Tilton isn't the only school likely to receive some new toys after this holiday season. Administrators are looking into a new computer lab with updated Apple Mac computers at Greenleaf Elementary School and expanding the use of iPods and iPads to the Classical Academy at Haverhill High School.
Twenty five Haverhill teachers from all grade levels and all subject matters will have an opportunity to take part in the pilot.
Online training and curriculum development using iPods in the classroom will be offered to interested teachers through courses offered by Virtual High School of Maynard. After taking the course, teachers will receive an iPod from the district to use in the classroom.
School Committee member Joseph Bevilacqua has encouraged school officials to integrating electronic reading devices into the classroom to supplement, and eventually replace, paper textbooks.

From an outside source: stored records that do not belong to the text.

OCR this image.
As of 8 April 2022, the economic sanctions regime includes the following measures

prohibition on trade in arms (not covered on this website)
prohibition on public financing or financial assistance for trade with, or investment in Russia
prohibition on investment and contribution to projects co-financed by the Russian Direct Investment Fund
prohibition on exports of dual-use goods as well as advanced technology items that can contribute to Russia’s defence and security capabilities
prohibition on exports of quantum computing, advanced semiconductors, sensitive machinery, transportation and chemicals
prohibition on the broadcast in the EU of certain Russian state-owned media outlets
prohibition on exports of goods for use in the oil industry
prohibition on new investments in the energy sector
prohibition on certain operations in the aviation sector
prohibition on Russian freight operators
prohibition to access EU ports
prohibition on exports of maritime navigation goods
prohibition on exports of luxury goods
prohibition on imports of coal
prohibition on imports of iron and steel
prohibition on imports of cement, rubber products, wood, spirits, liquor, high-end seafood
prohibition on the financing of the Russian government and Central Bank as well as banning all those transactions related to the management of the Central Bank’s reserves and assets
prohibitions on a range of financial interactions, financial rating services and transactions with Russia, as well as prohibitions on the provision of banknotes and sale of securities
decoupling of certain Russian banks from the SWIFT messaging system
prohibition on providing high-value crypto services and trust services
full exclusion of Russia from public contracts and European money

"The time is coming, if not already here, for e-Readers," he said. "It will be more cost effective and never go out of style."
Lightweight electronic displays such as iPods, as well as their larger, sister product, the iPad, Amazon's Kindle or Barnes and Noble's Nook all fall under the technology umbrella of electronic readers. Using computer files rather than print, these devices would allow schools to buy and update textbooks that now require expensive replacement.
Superintendent James Scully said the district is already considering several options, focusing on integrating more technology into the classroom.
Last fall, Scully and six other school officials visited Babson College in Wellesley for a presentation by Apple Computers that showed ways iPods and iPads could be used in the classroom.